You'll be forgiven for thinking this all sounds like the basics of Sid Meier's Railroad Tycoon, which came a few years after this first A-Train. Meier probably owes a lot to Artdink, but while there's many superficial similarities, the gameplay and design goals are quite different. Not to mention this was the mid-'80s to the early '90s, an extremely fruitful time for sim games that had room for many different ideas of varying executions, and not exactly plagiarism. Ironically, it's A-Train III that probably owes more to Railroad Tycoon, as it introduced deeper economic management—and you lose that one by going broke, not by crashing.

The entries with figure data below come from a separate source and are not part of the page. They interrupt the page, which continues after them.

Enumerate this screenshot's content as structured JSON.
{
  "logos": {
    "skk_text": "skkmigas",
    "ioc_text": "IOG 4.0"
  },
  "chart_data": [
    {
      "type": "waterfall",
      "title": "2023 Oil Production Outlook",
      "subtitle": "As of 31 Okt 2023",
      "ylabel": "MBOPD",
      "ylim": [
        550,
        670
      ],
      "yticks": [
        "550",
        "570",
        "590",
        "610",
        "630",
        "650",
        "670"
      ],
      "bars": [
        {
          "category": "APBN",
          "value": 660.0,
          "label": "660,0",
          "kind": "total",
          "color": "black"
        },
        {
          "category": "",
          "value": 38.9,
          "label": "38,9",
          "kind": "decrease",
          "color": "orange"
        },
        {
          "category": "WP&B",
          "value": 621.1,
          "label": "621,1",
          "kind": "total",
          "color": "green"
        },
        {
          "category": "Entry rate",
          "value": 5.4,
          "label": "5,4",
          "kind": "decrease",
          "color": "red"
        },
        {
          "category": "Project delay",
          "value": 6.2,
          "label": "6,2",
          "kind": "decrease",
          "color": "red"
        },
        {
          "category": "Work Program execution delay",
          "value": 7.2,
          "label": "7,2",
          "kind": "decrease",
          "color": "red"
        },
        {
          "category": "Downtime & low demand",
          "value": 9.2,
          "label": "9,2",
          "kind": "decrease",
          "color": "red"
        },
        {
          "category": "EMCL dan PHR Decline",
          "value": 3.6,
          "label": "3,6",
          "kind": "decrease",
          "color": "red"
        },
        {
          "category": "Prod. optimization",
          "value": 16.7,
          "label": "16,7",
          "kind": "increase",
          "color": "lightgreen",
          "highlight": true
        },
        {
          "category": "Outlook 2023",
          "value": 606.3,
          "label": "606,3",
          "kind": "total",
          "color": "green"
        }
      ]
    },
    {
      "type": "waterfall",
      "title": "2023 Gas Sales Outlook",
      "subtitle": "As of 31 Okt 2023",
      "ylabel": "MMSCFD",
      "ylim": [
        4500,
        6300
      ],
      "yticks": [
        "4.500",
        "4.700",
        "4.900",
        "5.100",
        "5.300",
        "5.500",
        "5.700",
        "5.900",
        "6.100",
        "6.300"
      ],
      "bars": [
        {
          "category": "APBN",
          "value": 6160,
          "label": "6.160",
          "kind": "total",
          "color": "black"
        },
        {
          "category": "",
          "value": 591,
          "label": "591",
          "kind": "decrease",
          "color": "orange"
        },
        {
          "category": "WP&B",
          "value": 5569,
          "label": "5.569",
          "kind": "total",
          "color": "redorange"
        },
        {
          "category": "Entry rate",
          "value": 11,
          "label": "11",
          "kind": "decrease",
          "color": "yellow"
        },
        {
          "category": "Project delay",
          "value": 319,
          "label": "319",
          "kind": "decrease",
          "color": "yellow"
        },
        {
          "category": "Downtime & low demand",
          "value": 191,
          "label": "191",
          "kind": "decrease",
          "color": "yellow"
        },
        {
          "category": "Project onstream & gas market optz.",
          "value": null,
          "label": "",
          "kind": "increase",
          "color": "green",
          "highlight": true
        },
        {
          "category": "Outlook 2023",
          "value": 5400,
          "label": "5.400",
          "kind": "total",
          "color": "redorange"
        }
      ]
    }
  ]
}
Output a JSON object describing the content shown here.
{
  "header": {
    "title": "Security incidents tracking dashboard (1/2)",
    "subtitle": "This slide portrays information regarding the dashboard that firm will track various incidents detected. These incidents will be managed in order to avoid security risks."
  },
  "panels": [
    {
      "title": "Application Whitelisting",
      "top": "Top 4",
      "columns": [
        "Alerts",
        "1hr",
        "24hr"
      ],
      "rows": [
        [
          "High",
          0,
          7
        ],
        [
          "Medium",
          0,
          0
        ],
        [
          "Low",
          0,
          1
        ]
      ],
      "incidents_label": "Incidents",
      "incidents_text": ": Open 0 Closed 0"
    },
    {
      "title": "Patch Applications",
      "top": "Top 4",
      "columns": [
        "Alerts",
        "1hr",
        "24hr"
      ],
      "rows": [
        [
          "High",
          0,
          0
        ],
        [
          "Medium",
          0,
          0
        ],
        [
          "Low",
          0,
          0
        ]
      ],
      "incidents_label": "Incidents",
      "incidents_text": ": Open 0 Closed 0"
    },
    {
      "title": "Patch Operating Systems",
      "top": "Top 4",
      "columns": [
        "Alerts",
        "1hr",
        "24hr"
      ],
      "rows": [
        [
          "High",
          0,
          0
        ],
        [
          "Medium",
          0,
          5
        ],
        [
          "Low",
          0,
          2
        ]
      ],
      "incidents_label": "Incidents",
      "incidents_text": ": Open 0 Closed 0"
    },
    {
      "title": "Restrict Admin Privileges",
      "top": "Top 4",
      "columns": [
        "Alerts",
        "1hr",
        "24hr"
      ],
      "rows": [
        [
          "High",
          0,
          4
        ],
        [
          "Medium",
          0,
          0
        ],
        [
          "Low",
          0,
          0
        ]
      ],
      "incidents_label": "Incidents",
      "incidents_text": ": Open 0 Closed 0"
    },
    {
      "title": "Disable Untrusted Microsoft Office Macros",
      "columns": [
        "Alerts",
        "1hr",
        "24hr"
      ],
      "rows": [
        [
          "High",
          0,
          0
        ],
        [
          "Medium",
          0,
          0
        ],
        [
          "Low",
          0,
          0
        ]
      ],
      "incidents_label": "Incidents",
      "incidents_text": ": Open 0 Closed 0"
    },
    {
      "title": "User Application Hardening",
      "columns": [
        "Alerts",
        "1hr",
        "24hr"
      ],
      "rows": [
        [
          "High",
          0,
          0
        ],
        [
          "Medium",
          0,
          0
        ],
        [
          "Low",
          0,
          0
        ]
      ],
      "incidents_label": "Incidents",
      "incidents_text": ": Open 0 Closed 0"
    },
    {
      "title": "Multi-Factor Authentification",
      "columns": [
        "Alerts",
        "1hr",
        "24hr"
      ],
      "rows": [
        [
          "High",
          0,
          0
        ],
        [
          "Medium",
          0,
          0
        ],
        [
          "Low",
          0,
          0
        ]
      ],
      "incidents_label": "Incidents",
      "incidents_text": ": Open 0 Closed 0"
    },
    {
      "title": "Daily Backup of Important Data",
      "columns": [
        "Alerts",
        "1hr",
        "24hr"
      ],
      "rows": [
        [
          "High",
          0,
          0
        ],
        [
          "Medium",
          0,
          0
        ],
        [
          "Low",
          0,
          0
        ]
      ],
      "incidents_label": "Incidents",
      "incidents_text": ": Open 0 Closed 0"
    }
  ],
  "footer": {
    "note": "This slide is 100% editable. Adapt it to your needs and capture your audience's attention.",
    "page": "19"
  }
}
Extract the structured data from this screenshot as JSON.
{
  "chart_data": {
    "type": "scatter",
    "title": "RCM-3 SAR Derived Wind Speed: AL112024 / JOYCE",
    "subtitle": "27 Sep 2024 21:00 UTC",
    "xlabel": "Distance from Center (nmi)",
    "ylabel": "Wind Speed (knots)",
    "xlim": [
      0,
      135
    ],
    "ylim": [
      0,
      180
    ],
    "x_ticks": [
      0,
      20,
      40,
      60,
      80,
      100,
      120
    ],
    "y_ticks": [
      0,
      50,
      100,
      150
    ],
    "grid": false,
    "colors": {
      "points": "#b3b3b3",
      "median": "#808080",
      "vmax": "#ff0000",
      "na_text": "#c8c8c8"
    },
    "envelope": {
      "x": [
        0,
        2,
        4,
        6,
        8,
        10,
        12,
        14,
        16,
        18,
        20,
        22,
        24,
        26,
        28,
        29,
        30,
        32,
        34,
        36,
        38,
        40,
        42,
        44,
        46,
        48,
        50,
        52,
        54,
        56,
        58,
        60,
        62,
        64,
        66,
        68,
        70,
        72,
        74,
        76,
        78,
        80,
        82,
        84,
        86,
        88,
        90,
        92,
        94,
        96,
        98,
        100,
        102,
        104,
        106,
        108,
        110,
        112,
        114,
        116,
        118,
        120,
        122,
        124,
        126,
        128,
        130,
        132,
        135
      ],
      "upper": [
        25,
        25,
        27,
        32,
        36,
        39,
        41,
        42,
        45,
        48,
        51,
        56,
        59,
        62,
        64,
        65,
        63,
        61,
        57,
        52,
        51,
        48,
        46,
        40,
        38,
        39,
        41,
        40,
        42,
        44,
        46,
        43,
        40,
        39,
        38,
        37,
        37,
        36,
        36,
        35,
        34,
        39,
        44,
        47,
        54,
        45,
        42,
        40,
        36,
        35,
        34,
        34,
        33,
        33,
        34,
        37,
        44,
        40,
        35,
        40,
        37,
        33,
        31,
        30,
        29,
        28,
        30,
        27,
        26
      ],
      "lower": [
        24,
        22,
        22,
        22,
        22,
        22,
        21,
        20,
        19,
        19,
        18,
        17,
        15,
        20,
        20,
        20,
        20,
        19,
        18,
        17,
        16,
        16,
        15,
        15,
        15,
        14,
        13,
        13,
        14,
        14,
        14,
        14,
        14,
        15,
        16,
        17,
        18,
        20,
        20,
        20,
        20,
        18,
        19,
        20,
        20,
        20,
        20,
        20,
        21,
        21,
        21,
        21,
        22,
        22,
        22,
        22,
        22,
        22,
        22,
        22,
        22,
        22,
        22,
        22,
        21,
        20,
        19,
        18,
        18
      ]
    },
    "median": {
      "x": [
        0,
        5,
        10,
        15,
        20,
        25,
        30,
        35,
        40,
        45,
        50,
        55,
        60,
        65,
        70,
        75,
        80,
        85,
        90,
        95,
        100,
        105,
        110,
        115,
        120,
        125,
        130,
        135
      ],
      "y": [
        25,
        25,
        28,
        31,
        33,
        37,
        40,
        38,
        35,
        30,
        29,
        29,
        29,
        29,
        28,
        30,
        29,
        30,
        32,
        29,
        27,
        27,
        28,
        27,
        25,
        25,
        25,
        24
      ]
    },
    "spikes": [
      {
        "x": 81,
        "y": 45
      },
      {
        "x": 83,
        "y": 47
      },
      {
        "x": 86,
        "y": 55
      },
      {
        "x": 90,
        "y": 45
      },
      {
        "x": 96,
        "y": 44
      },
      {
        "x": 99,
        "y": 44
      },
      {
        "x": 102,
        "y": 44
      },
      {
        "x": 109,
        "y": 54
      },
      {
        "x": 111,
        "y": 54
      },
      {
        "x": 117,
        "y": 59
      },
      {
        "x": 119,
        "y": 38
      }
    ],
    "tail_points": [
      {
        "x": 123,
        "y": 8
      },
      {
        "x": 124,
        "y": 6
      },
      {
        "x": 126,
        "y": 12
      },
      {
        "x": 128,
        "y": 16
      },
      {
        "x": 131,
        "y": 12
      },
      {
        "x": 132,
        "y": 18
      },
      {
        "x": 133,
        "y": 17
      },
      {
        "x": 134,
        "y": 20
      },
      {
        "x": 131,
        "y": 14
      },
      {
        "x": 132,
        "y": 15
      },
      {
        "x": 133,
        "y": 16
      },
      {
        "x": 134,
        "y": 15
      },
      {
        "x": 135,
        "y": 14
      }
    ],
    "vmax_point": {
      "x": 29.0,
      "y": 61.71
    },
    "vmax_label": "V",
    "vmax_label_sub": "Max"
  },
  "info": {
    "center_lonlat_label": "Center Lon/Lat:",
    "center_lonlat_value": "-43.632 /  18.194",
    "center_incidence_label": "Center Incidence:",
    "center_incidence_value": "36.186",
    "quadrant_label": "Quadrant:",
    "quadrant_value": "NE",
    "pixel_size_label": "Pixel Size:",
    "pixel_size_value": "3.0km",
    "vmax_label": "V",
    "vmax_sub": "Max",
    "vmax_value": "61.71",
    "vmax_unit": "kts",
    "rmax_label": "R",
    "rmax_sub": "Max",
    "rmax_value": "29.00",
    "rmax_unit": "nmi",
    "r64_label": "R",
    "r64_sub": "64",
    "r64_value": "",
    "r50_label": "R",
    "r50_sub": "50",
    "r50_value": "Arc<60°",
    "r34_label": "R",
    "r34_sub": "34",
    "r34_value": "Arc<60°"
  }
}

What's just as notable about Take the A-Train as a game is the technical environment in which it was born. The original games were released just early enough to, unfortunately, be victims of their own time, mostly because it was before the widespread use of mice in the Japanese PC market. That left the game to be played exclusively with the numpad, using it to direct your track-laying, switch menu modes to the station scheduler, and so on. The later Famicom version didn't fare much better, employing a long list of button combinations just to get anything done (Sega's 1989 Mega Drive port was relatively streamlined, and even had super-smooth scrolling better than any other version). Other limits are coded into the game, yet no less irritating: You're always required to curve tracks before taking them in another direction, which can lead to a mess if you're not precise, though you can always delete track by switching to "remove" mode and simply moving backwards). Similarly, you can't lay track at night, having to wait until 5:00 AM to keep going—though once dusk falls, the A-Train can rapidly return to the nearest station for more materials, if need be.

One could call this a humble beginning for the game that would soon become synonymous with Artdink, but Take the A-Train established a few not-so-humble precedents in sim games: the overhead view of the miniature landscapes predated SimCity's release by nearly five years; the resource management had barely been seen in anything other than an RPG, and the day-to-night cycle was one of the less-discussed features of the game that would soon become one of its most defining. Now that the track was laid, it was time for Artdink to get the engine going.